Principais características da Filosofia nascente
O pensamento filosófico em seu nascimento tinha como traços principais:
● tendência à racionalidade, isto é, a razão e somente a razão, com seus princípios e regras, é o critério da explicação de alguma coisa;
● tendência a oferecer respostas conclusivas para os problemas, isto é, colocado um problema, sua solução é submetida à análise, à crítica, à discussão e à demonstração, nunca sendo aceita como uma verdade, se não for provado racionalmente que é verdadeira;
● exigência de que o pensamento apresente suas regras de funcionamento, isto é, o filósofo é aquele que justifica suas idéias provando que segue regras universais do pensamento. Para os gregos, é uma lei universal do pensamento que a contradição indica erro ou falsidade. Uma contradição acontece quando afirmo e nego a mesma coisa sobre uma mesma coisa (por exemplo: “Pedro é um menino e não um menino”, “A noite é escura e clara”, “O infinito não tem limites e é limitado”). Assim, quando uma contradição aparecer numa exposição filosófica, ela deve ser considerada falsa;
● recusa de explicações preestabelecidas e, portanto, exigência de que, para cada problema, seja investigada e encontrada a solução própria exigida por ele;
● tendência à generalização, isto é, mostrar que uma explicação tem validade para muitas coisas diferentes porque, sob a variação percebida pelos órgãos de nossos sentidos, o pensamento descobre semelhanças e identidades.

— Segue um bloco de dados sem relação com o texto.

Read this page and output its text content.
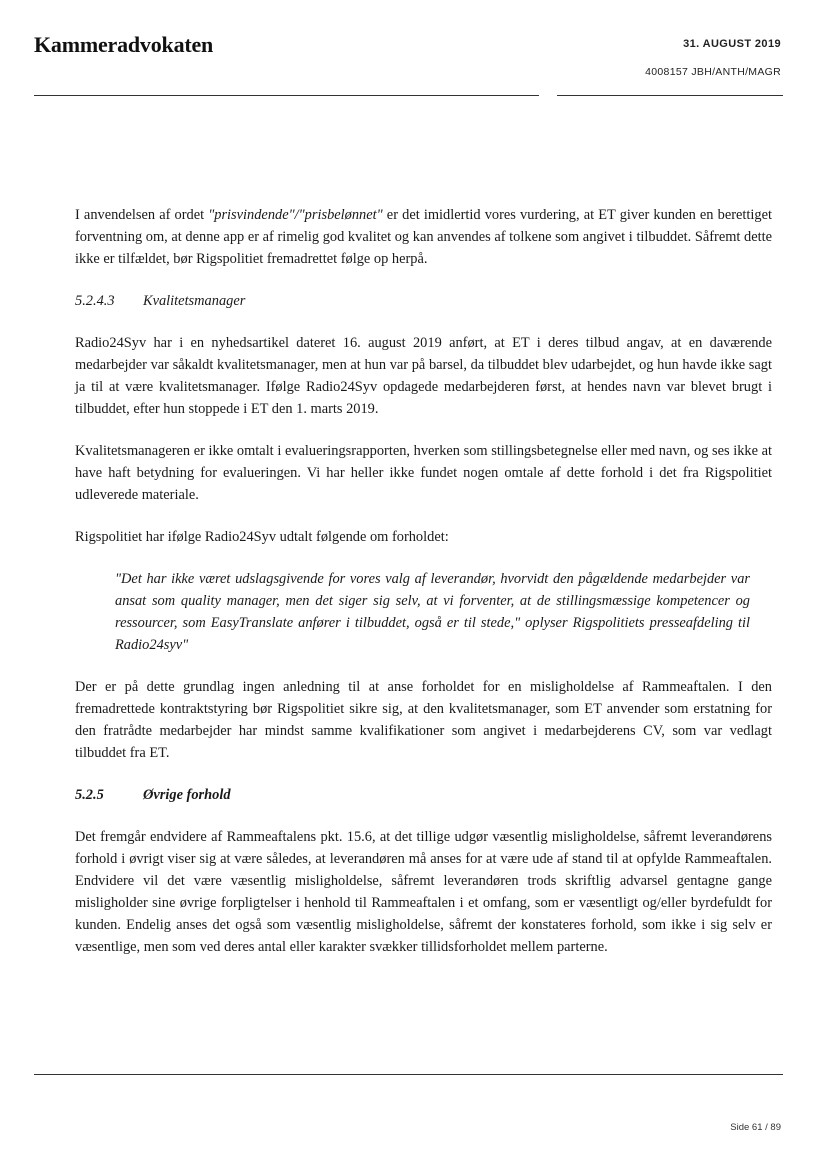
Kammeradvokaten	31. AUGUST 2019
4008157 JBH/ANTH/MAGR

I anvendelsen af ordet "prisvindende"/"prisbelønnet" er det imidlertid vores vurdering, at ET giver kunden en berettiget forventning om, at denne app er af rimelig god kvalitet og kan anvendes af tolkene som angivet i tilbuddet. Såfremt dette ikke er tilfældet, bør Rigspolitiet fremadrettet følge op herpå.

5.2.4.3	Kvalitetsmanager

Radio24Syv har i en nyhedsartikel dateret 16. august 2019 anført, at ET i deres tilbud angav, at en daværende medarbejder var såkaldt kvalitetsmanager, men at hun var på barsel, da tilbuddet blev udarbejdet, og hun havde ikke sagt ja til at være kvalitetsmanager. Ifølge Radio24Syv opdagede medarbejderen først, at hendes navn var blevet brugt i tilbuddet, efter hun stoppede i ET den 1. marts 2019.

Kvalitetsmanageren er ikke omtalt i evalueringsrapporten, hverken som stillingsbetegnelse eller med navn, og ses ikke at have haft betydning for evalueringen. Vi har heller ikke fundet nogen omtale af dette forhold i det fra Rigspolitiet udleverede materiale.

Rigspolitiet har ifølge Radio24Syv udtalt følgende om forholdet:

"Det har ikke været udslagsgivende for vores valg af leverandør, hvorvidt den pågældende medarbejder var ansat som quality manager, men det siger sig selv, at vi forventer, at de stillingsmæssige kompetencer og ressourcer, som EasyTranslate anfører i tilbuddet, også er til stede," oplyser Rigspolitiets presseafdeling til Radio24syv"

Der er på dette grundlag ingen anledning til at anse forholdet for en misligholdelse af Rammeaftalen. I den fremadrettede kontraktstyring bør Rigspolitiet sikre sig, at den kvalitetsmanager, som ET anvender som erstatning for den fratrådte medarbejder har mindst samme kvalifikationer som angivet i medarbejderens CV, som var vedlagt tilbuddet fra ET.

5.2.5	Øvrige forhold

Det fremgår endvidere af Rammeaftalens pkt. 15.6, at det tillige udgør væsentlig misligholdelse, såfremt leverandørens forhold i øvrigt viser sig at være således, at leverandøren må anses for at være ude af stand til at opfylde Rammeaftalen. Endvidere vil det være væsentlig misligholdelse, såfremt leverandøren trods skriftlig advarsel gentagne gange misligholder sine øvrige forpligtelser i henhold til Rammeaftalen i et omfang, som er væsentligt og/eller byrdefuldt for kunden. Endelig anses det også som væsentlig misligholdelse, såfremt der konstateres forhold, som ikke i sig selv er væsentlige, men som ved deres antal eller karakter svækker tillidsforholdet mellem parterne.

Side 61 / 89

Por exemplo, para meus olhos, meu tato e meu olfato, o gelo é diferente da neblina, que é diferente do vapor de uma chaleira, que é diferente da chuva, que é diferente da correnteza de um rio. No entanto, o pensamento mostra que se trata sempre de um mesmo elemento (a água), passando por diferentes estados e formas (líquido, sólido, gasoso), por causas naturais diferentes (condensação, liquefação, evaporação).
Reunindo semelhanças, o pensamento conclui que se trata de uma mesma coisa que aparece para nossos sentidos de maneiras diferentes, e como se fossem coisas diferentes. O pensamento generaliza porque abstrai (isto é, separa e reúne os traços semelhantes), ou seja, realiza uma síntese.
E o contrário também ocorre. Muitas vezes nossos órgãos dos sentidos nos fazem perceber coisas diferentes como se fossem a mesma coisa, e o pensamento demonstrará que se trata de uma coisa diferente sob a aparência da semelhança.
No ano de 1992, no Brasil, os jovens estudantes pintaram a cara com as cores da bandeira nacional e saíram às ruas para exigir o impedimento do presidente da República.
Logo depois, os candidatos a prefeituras municipais contrataram jovens para aparecer na televisão com a cara pintada, defendendo tais candidaturas. A seguir, as Forças Armadas brasileiras, para persuadir jovens a servi-las, contrataram jovens caras-pintadas para aparecer como soldados, marinheiros e aviadores. Ao mesmo tempo, várias empresas, pretendendo vender seus produtos aos jovens, contrataram artistas jovens para, de cara pintada, fazer a propaganda de seus produtos.
Aparentemente, teríamos sempre a mesma coisa - os jovens rebeldes e conscientes, de cara pintada, símbolo da esperança do País. No entanto, o pensamento pode mostrar que, sob a aparência da semelhança percebida, estão diferenças, pois os primeiros caras-pintadas fizeram um movimento político espontâneo, os segundos fizeram propaganda política para um candidato (e receberam para isso), os terceiros tentaram ajudar as Forças Armadas a aparecer como divertidas e juvenis, e os últimos, mediante remuneração, estavam transferindo para produtos industriais (roupas, calçados, vídeos, margarinas, discos, iogurtes) um símbolo político inteiramente despolitizado e sem nenhuma relação com sua origem.
Separando as diferenças, o pensamento realiza, nesse caso, uma análise.